My next campaign actually had more than one continent (a first for me) and orcs were relatively isolated from the “main” civilizations of the gameworld. They shared their homeland with a vast gnollish slaver society and a jungle full of cannibalistic elves and one of my four kobold subspecies. I still kept the traditional orcish focus on violence and warfare, but flipped things and made them extremely sophisticated. Their culture was a combination of psuedo-fuedal Japan and Aztec myth, all placed in an ashen volcanic wasteland. They rocked obsidian katana and served the first daughter of the grinning locust god of fire and the regal queen of winter.
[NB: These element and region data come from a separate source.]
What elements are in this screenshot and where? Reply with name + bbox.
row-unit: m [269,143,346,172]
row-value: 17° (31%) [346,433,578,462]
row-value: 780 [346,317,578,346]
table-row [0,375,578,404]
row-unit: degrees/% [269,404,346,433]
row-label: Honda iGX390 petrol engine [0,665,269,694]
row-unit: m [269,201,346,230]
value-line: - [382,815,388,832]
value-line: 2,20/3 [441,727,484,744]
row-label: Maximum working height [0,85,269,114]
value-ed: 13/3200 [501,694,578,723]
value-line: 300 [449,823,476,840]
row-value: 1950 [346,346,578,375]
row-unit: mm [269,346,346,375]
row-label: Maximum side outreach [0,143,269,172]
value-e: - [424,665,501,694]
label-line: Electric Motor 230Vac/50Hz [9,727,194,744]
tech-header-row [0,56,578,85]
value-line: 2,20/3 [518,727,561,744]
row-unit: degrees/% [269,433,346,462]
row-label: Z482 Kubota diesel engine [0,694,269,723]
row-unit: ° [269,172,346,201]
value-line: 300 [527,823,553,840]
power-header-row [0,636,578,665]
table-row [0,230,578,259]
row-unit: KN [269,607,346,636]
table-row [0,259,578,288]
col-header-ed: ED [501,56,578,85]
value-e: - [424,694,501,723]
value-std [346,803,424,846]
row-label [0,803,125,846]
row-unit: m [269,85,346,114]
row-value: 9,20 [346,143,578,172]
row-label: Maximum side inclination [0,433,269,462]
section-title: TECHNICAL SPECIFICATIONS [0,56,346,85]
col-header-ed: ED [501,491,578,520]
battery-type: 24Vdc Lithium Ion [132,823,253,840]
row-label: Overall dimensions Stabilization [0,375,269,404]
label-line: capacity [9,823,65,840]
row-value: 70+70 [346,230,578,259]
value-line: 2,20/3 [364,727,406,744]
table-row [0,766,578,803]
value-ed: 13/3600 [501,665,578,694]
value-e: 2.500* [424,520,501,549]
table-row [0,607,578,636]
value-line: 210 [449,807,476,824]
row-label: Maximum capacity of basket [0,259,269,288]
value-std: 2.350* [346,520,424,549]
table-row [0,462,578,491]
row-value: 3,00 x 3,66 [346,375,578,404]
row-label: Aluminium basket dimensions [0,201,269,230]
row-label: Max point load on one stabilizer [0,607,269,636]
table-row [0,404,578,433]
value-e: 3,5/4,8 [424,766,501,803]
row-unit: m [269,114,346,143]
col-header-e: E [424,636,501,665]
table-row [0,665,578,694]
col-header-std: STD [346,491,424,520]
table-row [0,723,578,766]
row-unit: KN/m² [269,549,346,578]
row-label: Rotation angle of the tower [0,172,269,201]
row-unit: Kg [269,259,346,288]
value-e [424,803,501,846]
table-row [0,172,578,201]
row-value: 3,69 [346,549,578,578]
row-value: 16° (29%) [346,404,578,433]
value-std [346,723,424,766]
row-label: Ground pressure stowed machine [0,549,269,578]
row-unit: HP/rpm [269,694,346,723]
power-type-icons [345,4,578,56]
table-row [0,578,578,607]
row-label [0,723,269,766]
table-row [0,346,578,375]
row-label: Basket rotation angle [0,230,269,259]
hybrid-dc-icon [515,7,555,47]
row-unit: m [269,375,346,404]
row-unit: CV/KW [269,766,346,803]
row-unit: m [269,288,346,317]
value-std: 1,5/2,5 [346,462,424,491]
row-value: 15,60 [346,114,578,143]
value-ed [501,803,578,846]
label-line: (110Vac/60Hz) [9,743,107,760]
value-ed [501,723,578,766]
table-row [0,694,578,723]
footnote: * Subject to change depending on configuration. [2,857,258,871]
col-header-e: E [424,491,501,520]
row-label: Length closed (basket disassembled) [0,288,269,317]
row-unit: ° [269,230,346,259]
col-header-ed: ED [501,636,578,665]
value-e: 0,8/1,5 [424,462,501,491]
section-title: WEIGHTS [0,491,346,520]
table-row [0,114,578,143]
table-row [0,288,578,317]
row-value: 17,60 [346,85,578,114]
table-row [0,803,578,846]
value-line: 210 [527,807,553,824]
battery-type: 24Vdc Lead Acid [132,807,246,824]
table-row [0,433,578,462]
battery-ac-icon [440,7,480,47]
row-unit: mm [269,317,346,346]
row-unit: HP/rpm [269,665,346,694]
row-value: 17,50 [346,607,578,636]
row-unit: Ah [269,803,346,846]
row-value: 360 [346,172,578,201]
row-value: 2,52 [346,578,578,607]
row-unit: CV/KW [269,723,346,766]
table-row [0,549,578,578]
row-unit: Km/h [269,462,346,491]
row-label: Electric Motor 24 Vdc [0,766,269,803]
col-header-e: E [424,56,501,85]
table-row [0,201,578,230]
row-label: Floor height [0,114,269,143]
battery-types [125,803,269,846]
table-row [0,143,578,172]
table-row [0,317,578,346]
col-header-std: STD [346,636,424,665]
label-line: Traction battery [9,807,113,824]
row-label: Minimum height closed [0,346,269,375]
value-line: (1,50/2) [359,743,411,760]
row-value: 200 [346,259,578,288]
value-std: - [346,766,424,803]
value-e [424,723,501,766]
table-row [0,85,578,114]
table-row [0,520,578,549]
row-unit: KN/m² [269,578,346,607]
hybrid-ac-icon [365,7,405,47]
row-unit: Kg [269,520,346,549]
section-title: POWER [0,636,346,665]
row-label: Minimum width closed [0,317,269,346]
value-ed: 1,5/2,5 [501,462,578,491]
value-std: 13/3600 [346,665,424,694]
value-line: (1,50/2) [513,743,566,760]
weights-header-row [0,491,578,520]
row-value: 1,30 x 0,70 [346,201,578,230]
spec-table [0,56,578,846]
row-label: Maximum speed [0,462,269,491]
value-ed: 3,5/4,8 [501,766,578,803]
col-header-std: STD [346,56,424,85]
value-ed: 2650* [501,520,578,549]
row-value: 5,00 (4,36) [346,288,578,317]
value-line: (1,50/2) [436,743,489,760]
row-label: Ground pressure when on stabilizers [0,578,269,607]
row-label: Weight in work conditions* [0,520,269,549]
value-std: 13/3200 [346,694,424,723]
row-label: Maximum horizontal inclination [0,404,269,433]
I still feel this is one of my more fascinating approaches to orcdom, even though it never got much of a spotlight in a game mostly focused on…and I swear this is totally different than Tinderbox…a goblin slave rebellion in the largest established empire of the gameworld.
It really was different, I promise.
I’ve already discussed the orcish presence in Tinderbox, but what has me thinking about them now is that I started recently started playing Warhammer: Age of Reckoning. I’ve long loved the whole Warhammer universe (Fantasy and 40k), and have read many of the army codices…despite having never played the game. I did play Dawn of War and most of its expansions, and of course had HeroQuest as a young lad. The Man Known As Larkins and I were going to try playing some 40k using the starter set, but every attempt we’ve made to do any sort of gaming seems to trigger crises and obligations on a cosmic scale.
Even without a direct experience of the setting, though, I’m thoroughly enamored with its themes and concepts. The tone is much darker than most fantasy (save maybe Joe Abercrombie’s First Law, or Martin’s shit-hot series I shouldn’t need to name), and it revels in that darkness. However, there are elements of extremely grim humor scattered throughout the world as well, especially with the Skaven and—as you’d hope I’d get to, given the general topic of this post—the orcs.
So I loaded up WAR to check out that free trial, and after making my obligatory run at the pet class (Squig Herder), I tried a Black Orc. And I love him. For those unfamiliar, orcs in Warhammer are markedly distinct from their representation in other settings. They reproduce by shedding spores, for instance, and have a Saiyan-esque ability to grow more powerful through conflict. They also, awesomely, grow bigger, which you can see in WAR by comparing a Black Orc (which are, canonically, the largest and strongest orcs in a community) to a Choppa (which are, creatively, orcs what cut things). Orcs have dense muscles, thick skin, and heavy bones…they’re elephants amok with crudely-sharpened weapons. They fight each other, they fight other races, and if you were to stand one in front of the mirror, they would fight that.
And this just works for me. Despite my predilection for complexity, despite my almost pathological need to dig just that little bit deeper into backstory, I love orcs who are dumb as bricks and built like houses. My very favorite part of logging into WAR is getting to the character select screen, where all the characters are shown arrayed on a two-level platform. When you mouseover each character, they display some sort of animation. The Chosen of Chaos unleash a mighty roar if they’re blade and shield wielders, or a more demure fist pump if they rock a two hander. The goblin Shaman leaps back away from the pointer as though terrified of your attention.
The Black Orc repeatedly smashes himself in the head with his sword. And it is the bright spot in my day.